Commenting on this development, Hetal Dalal, chief operating officer of IiAS, said investors are equal stakeholders in the quality of corporate governance in Indian companies. In supporting Puneet Goenka’s reappointment and remuneration, investors must question if they have executed their stewardship responsibilities, and if this is the right message they want to send to corporate India, she said.

Dalal said IiAS’ recommendations aren’t anti-promoter. Promoters tend to have skin in the game and therefore a generational view of the business. To this extent, having promoters run the business can be beneficial to the long-term interests of all stakeholders, she said.

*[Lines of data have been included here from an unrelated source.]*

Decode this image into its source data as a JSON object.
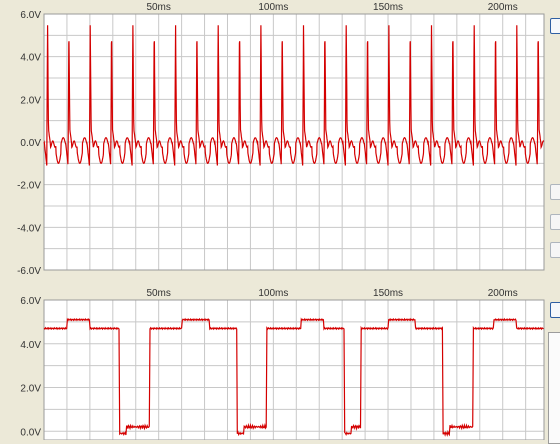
{
  "app_background": "#ece9d8",
  "trace_color": "#d40000",
  "grid_color": "#c8c8c8",
  "chart_data": [
    {
      "type": "line",
      "name_key": "top",
      "x_unit": "ms",
      "y_unit": "V",
      "xlim": [
        0,
        218
      ],
      "ylim": [
        -6,
        6
      ],
      "x_tick_labels": [
        "50ms",
        "100ms",
        "150ms",
        "200ms"
      ],
      "x_tick_values": [
        50,
        100,
        150,
        200
      ],
      "y_tick_labels": [
        "6.0V",
        "4.0V",
        "2.0V",
        "0.0V",
        "-2.0V",
        "-4.0V",
        "-6.0V"
      ],
      "y_tick_values": [
        6,
        4,
        2,
        0,
        -2,
        -4,
        -6
      ],
      "grid": true,
      "series": [
        {
          "waveform": "pulse-spikes",
          "period_ms": 9.3,
          "phase_ms": 1.2,
          "spike_peak_v": 5.6,
          "baseline_v": -0.1,
          "undershoot_v": -1.1
        }
      ]
    },
    {
      "type": "line",
      "name_key": "bottom",
      "x_unit": "ms",
      "y_unit": "V",
      "xlim": [
        0,
        218
      ],
      "ylim": [
        -0.4,
        6
      ],
      "x_tick_labels": [
        "50ms",
        "100ms",
        "150ms",
        "200ms"
      ],
      "x_tick_values": [
        50,
        100,
        150,
        200
      ],
      "y_tick_labels": [
        "6.0V",
        "4.0V",
        "2.0V",
        "0.0V"
      ],
      "y_tick_values": [
        6,
        4,
        2,
        0
      ],
      "grid": true,
      "series": [
        {
          "waveform": "square-with-steps",
          "high_v": 4.7,
          "step_high_v": 5.1,
          "low_v": -0.1,
          "low_step_v": 0.2,
          "low_intervals_ms": [
            [
              33,
              46
            ],
            [
              84,
              97
            ],
            [
              131,
              138
            ],
            [
              174,
              187
            ]
          ],
          "step_intervals_ms": [
            [
              10,
              20
            ],
            [
              60,
              72
            ],
            [
              112,
              122
            ],
            [
              150,
              162
            ],
            [
              196,
              206
            ]
          ]
        }
      ]
    }
  ]
}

However, when promoters are allowed to use the company for their personal gain and destroy shareholder wealth, it’s the failure of the board to disassociate the interests of the company from its promoters, she said.

Boards need to be vigilant and protect the company from its promoters when necessary. In such instances, investors need to step in—using their shareholder vote and by engaging with the company—to unseat the promoters and push for professionalisation of management.
Hetal Dalal, Chief Operating Officer, Institutional Investment Advisory Services

BloombergQuint awaits a response to queries emailed to the four companies.